Objective. To determine the efficacy and safety of a statin-fibrate combination in diabetes patients. Design. An open 21-month trial in which each patient first received the single drug for 6 months and then a combination of the two for 1 year. Setting. Three lipid clinics in university-based tertiary care hospitals. Patients. One hundred and forty-eight patients with type 2 (non-insulin-dependent, NIDDM) diabetes mellitus under stable control for 3 months by means of diet and oral hypoglycaemic medication. Intervention. Patients from one clinic (n = 48) received bezafibrate slow release (400 mg day(-1)), and patients from the other two clinics (n = 100) received simvastatin 20 mg day(-1). Six months later, all patients were switched to a daily combination of 400 mg bezafibrate slow release and 20 mg simvastatin for 1 year. Results. The combination of statin and fibrate led to a 23% reduction in total cholesterol, 42% reduction in triglycerides, 29% reduction in LDL-c, 25% increase in HDL-c, 10% decrease in fibrinogen and 19% reduction of Lp(a) levels, and a decrease in the cholesterol/HDL-c ratio (from 8.9 to 5.4) in all 148 patients.
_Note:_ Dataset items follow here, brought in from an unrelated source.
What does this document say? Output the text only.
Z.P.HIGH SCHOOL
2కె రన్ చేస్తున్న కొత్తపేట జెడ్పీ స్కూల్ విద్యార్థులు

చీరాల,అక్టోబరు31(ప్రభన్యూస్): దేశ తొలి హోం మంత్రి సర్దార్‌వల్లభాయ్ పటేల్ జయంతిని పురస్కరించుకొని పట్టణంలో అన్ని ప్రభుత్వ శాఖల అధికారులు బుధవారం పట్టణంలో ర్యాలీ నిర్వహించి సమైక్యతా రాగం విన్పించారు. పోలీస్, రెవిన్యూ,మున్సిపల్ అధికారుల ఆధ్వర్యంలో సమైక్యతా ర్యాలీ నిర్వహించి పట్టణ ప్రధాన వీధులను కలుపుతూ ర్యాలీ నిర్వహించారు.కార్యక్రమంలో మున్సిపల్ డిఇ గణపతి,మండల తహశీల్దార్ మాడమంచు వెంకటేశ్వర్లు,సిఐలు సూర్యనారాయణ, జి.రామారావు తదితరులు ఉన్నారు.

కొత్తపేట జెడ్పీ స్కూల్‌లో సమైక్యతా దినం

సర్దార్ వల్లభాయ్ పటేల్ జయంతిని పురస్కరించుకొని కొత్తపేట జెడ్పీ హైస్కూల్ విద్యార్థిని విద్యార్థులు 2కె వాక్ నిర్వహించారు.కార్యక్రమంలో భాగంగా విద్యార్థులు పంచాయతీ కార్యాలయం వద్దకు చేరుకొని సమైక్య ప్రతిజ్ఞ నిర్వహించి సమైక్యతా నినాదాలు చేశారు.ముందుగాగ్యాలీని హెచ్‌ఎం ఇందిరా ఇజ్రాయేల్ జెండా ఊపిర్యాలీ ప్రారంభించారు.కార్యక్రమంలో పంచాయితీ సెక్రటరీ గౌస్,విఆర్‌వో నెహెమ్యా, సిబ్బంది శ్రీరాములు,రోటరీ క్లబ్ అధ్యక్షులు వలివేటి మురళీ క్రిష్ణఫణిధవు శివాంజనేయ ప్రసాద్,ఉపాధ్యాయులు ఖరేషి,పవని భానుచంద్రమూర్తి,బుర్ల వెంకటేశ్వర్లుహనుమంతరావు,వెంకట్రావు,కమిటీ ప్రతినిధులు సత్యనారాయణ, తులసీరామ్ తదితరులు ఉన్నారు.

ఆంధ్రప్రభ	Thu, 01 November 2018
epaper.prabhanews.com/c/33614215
Cardiovascular (CV) event rate was significantly reduced from 9.5% during the first 6 months of the study to less than 2% during the last year of the study (whilst on combination Rx). Side-effects with all treatments included only two patients who developed myopathy when on the combined regimen and one on the single statin regimen. However, plasma creatinine phosphokinase (CPK) levels doubled (but remained within the normal range) in most of the patients on combination therapy, compared with only a mild increase in patients receiving a single medication. Conclusions. The statin and fibrate combination was found to be more efficacious than a single medication for treatment of diabetic dyslipidaemia, as evidenced by improvement in the lipoprotein profile, reductions in Lp(a), fibrinogen and CV event rate, and almost no clinically significant side-effects.